By Deb J. Holley
Deb Holley lives and works on Black Cat Acres, a produce farm that she and her family began when they found themselves wearying of the “modern” urban/suburban life, its demands, and its politics. They longed to get back to a more natural, independent, and meaningful way of living. She says that “country life is a much more natural and beneficial way for humans to live, and, if undertaken with the needs of our planet in mind, much more sustainable.”
Six years ago, the residents of Black Cat Acres decided to become commercial growers, and two years after that, they started selling their produce. As a working produce farm, there are many projects underway at all times. Most pressing at the moment is finished garlic processing (by hand!) to ready bulbs to be sacked and distributed to grocery stores and chefs — time consuming work. There’s always more to be done on a farm though, and within that long list is the need to re-test the well which they use to water the produce — a task necessary for organic certification.
Deb and her son, Royce, do most of the produce business. Royce does the tractor work, and they both help take care of the planting, weeding, and harvesting, while Deb does the marketing and most of the delivery. “Royce also makes beeswax candles and enjoys photography; I’ve occasionally made farm gift baskets for customers. Husband Ken is mostly retired now, but still does some of the machine repair, equipment purchases, electrical work needed, etc. He also works in his shop in the garage, making horizontal bee hives to sell, etc.”

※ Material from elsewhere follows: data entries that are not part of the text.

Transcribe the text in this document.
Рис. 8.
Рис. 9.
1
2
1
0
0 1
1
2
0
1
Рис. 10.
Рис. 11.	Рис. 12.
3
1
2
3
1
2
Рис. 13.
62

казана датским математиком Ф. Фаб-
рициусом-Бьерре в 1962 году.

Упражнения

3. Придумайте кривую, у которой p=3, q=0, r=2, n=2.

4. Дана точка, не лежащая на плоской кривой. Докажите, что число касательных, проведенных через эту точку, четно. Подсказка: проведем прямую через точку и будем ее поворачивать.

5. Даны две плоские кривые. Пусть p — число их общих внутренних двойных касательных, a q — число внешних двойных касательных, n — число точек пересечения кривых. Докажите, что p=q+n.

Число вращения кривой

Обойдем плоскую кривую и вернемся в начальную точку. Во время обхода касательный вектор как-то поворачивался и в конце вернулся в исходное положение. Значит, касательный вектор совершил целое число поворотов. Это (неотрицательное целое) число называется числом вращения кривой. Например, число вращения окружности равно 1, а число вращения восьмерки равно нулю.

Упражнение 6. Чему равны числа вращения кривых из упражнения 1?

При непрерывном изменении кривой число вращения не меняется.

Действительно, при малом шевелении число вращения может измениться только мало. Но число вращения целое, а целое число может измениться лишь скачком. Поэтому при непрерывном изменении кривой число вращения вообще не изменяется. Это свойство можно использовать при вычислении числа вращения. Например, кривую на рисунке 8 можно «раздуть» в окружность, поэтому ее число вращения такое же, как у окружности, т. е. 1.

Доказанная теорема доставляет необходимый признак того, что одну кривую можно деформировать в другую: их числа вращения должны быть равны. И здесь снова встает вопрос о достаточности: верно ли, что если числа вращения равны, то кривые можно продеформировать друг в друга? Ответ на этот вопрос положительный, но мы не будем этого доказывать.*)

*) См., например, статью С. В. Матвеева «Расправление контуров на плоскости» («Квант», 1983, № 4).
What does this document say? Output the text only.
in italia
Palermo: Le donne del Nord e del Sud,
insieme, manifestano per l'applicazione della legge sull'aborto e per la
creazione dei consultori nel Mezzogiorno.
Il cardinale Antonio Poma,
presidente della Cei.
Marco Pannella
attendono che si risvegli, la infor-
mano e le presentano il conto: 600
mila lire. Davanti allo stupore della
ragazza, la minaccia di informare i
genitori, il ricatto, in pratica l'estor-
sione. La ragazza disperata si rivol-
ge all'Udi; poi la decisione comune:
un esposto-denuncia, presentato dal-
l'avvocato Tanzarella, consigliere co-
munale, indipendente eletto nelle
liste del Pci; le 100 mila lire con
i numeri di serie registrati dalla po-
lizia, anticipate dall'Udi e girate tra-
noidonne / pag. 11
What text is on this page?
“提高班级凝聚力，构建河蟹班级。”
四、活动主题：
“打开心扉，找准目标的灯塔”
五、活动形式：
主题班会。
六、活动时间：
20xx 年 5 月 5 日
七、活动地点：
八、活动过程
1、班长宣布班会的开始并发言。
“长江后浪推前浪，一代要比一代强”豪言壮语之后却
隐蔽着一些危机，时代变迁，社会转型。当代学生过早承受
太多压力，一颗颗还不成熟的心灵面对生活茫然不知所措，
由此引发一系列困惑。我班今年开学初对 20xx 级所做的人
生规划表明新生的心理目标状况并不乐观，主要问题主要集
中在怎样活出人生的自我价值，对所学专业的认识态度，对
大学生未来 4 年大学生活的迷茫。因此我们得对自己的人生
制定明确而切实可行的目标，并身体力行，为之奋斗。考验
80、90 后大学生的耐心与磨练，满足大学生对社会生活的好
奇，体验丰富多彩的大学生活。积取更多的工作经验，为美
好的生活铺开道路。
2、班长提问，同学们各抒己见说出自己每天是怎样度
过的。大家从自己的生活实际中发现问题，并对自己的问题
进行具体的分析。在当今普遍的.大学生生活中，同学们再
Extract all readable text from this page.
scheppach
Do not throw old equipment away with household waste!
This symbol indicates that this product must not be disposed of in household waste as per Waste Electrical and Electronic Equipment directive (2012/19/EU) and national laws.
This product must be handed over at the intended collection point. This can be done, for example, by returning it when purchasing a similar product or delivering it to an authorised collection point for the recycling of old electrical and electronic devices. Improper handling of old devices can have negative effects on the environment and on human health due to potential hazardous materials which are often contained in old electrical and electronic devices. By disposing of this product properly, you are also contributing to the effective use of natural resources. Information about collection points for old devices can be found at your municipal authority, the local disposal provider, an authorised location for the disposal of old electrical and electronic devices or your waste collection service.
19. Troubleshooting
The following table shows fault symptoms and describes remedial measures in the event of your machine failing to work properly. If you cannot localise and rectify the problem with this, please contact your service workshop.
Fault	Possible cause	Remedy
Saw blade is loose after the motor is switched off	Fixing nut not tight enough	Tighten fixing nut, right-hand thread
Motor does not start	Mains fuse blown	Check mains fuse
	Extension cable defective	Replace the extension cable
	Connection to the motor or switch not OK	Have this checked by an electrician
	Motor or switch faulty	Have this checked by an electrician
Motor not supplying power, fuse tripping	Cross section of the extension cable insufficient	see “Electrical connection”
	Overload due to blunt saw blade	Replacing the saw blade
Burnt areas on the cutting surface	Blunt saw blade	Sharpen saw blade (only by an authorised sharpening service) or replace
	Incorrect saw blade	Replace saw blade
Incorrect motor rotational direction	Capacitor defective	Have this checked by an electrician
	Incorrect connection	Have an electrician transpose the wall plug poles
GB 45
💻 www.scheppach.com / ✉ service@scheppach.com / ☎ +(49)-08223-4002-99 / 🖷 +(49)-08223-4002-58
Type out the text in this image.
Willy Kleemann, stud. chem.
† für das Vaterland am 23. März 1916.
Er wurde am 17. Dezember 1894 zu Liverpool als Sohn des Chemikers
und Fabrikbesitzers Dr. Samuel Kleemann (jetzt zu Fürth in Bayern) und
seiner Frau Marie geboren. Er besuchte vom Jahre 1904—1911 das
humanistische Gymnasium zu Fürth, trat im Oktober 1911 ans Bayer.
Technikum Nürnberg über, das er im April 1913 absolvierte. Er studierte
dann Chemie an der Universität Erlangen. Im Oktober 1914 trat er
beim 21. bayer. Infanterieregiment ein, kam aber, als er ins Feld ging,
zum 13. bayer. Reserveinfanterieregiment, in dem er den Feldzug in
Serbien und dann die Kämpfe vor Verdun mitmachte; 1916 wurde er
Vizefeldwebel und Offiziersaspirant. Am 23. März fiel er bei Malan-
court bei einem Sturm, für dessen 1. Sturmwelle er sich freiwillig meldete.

Surrounded by a garden of greens, melons, squash, herbs, red and green yard-long beans, some tomatoes, fresh honey, and a young orchard, there are many animals that call Black Cats Acres home, and who come in handy, too. There are, of course, the black cats for which the farm is named, plus six hens (Rhode Island Red, Barred Rock, and Americanas), one rooster (Rhode Island Red), and a German shepherd, Rokie, “whose job it is to keep deer out of our gardens.”
“It’s hard to define ‘homesteader’ in today’s terms, I believe, due to all of the modern conveniences which reach every corner of our society, both physically and socially, and harder yet to make an actual living by undertaking traditional rural activities. At the current time, I would define ‘homesteader’ as one who’s heart and soul love rural living and open spaces, who enjoys spending a large amount of time outdoors on their land, and attempts to live with a minimum amount of consumption, seeking to impact our planet as little as possible.”